I had to agree that she had a point. My three buddies didn’t seem destined for material success. But they were entertaining, and they were cool. I wanted to be cool too.

Miss Flemke seemed visibly disappointed when I kept hanging out with Alan, Doug, and Tim. Soon, when one of us got on her bad side, we all fell on her bad side. She started keeping us after school, with some regularity. My mom called to find out why I was kept late so often, and Miss Flemke told her, in unflinching detail.

Miss Flemke’s standing, in my eyes, deteriorated all the more.

Once, Alan, Doug, Tim and I spent an entire week staying after school. It really irritated us that Miss Flemke wasn’t even hanging around to release us. Instead, the male teacher in the next classroom, who appeared to be quite sweet on our dear teacher, would open the door, sneer at us, and bark, “YOU MAY GO HOME NOW.”

On the fourth day of our week of captivity, the janitor came in while we sat there biding time. When he left, I hatched a plan. “Hey guys, let’s give Flemke a good scare.” “How?” asked Alan.

Our classroom had a sort of stand-alone walk-in closet in the middle-back of the room. It had a roof over it, and a door that was usually locked, at least when we four reprobates were serving our time.

“I’ll put a chair on the top of the closet, with the backrest handing over the top of the door," I continued. "If she doesn’t see it, it’ll make lots of noise when it hits the floor.” “What if it hits her?” asked Doug. “Even better,” answered Alan. We all laughed. We were not be trifled with. We were some baaaaaddd dudes.

That night, I couldn’t sleep. An image of the chair falling from the top of the closet and onto our teacher’s head kept running through my mind. I told myself I was being silly, that even as short as Miss Flemke was, she’d surely see the chair. Hey, it was just a joke.

“That chair could break her neck,” said a small, scared inner voice.

Usually, when insomnia would strike, I’d turn on the bedside lamp and read. Instead, I got up and sat in the living room, trying to keep the image of a hospitalized Miss Flemke out of my head. I jumped a foot out of the chair when my mom said, “Honey, what’s the matter?” from behind me. “Nothing, Mom. Can’t sleep.” “Well, don’t stay up too late,” said Mom as she walked to the kitchen to get a glass of water. When she walked back through, she stopped at my chair. “Is there something you want to tell me?”

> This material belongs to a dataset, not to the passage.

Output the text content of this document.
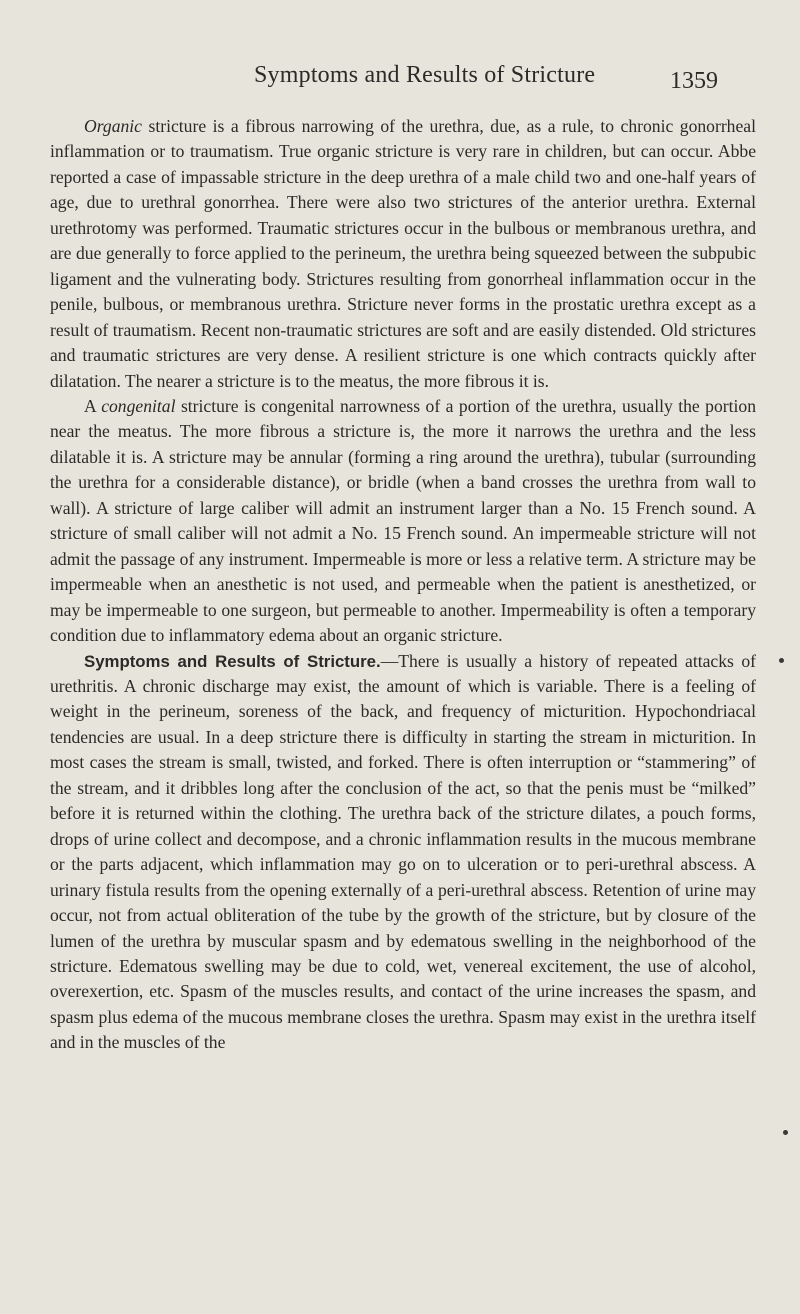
Symptoms and Results of Stricture	1359

Organic stricture is a fibrous narrowing of the urethra, due, as a rule, to chronic gonorrheal inflammation or to traumatism. True organic stricture is very rare in children, but can occur. Abbe reported a case of impassable stricture in the deep urethra of a male child two and one-half years of age, due to urethral gonorrhea. There were also two strictures of the anterior urethra. External urethrotomy was performed. Traumatic strictures occur in the bulbous or membranous urethra, and are due generally to force applied to the perineum, the urethra being squeezed between the subpubic ligament and the vulnerating body. Strictures resulting from gonorrheal inflammation occur in the penile, bulbous, or membranous urethra. Stricture never forms in the prostatic urethra except as a result of traumatism. Recent non-traumatic strictures are soft and are easily distended. Old strictures and traumatic strictures are very dense. A resilient stricture is one which contracts quickly after dilatation. The nearer a stricture is to the meatus, the more fibrous it is.

A congenital stricture is congenital narrowness of a portion of the urethra, usually the portion near the meatus. The more fibrous a stricture is, the more it narrows the urethra and the less dilatable it is. A stricture may be annular (forming a ring around the urethra), tubular (surrounding the urethra for a considerable distance), or bridle (when a band crosses the urethra from wall to wall). A stricture of large caliber will admit an instrument larger than a No. 15 French sound. A stricture of small caliber will not admit a No. 15 French sound. An impermeable stricture will not admit the passage of any instrument. Impermeable is more or less a relative term. A stricture may be impermeable when an anesthetic is not used, and permeable when the patient is anesthetized, or may be impermeable to one surgeon, but permeable to another. Impermeability is often a temporary condition due to inflammatory edema about an organic stricture.

Symptoms and Results of Stricture.—There is usually a history of repeated attacks of urethritis. A chronic discharge may exist, the amount of which is variable. There is a feeling of weight in the perineum, soreness of the back, and frequency of micturition. Hypochondriacal tendencies are usual. In a deep stricture there is difficulty in starting the stream in micturition. In most cases the stream is small, twisted, and forked. There is often interruption or “stammering” of the stream, and it dribbles long after the conclusion of the act, so that the penis must be “milked” before it is returned within the clothing. The urethra back of the stricture dilates, a pouch forms, drops of urine collect and decompose, and a chronic inflammation results in the mucous membrane or the parts adjacent, which inflammation may go on to ulceration or to peri-urethral abscess. A urinary fistula results from the opening externally of a peri-urethral abscess. Retention of urine may occur, not from actual obliteration of the tube by the growth of the stricture, but by closure of the lumen of the urethra by muscular spasm and by edematous swelling in the neighborhood of the stricture. Edematous swelling may be due to cold, wet, venereal excitement, the use of alcohol, overexertion, etc. Spasm of the muscles results, and contact of the urine increases the spasm, and spasm plus edema of the mucous membrane closes the urethra. Spasm may exist in the urethra itself and in the muscles of the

And yes, I did want to tell her. I wanted to tell her about that chair, hanging over the doorway of the closet. I wanted to plead with her to drive me to the school, so I might leave a warning note for Miss Flemke.

I said nothing.

The next morning, it took great effort to avoid betraying a sense of relief when I saw our teacher, alive, apparently well, and walking about without a neck brace. Alan, Doug, and Tim looked relieved, too. Still, Miss Flemke acted reserved through the day, and seemed to avoid looking at us. Then, at the end of the day came the announcement we expected. “Alan, Tim, Doug, and Hal, stay here after the class is dismissed.”

We knew that it wouldn’t take Sherlock Holmes to determine that one of us had put that chair on the closet, but we had sworn a solemn oath to each other that none of us would turn rat. Then, all three male teachers in our school walked through the door, looking very serious, and very angry.


I looked at our teacher. She was weeping. Then she left the classroom.

“She’s supposed to be mad,” I thought. Yes, mad was what we were looking for. Not . . . wounded. Not scared.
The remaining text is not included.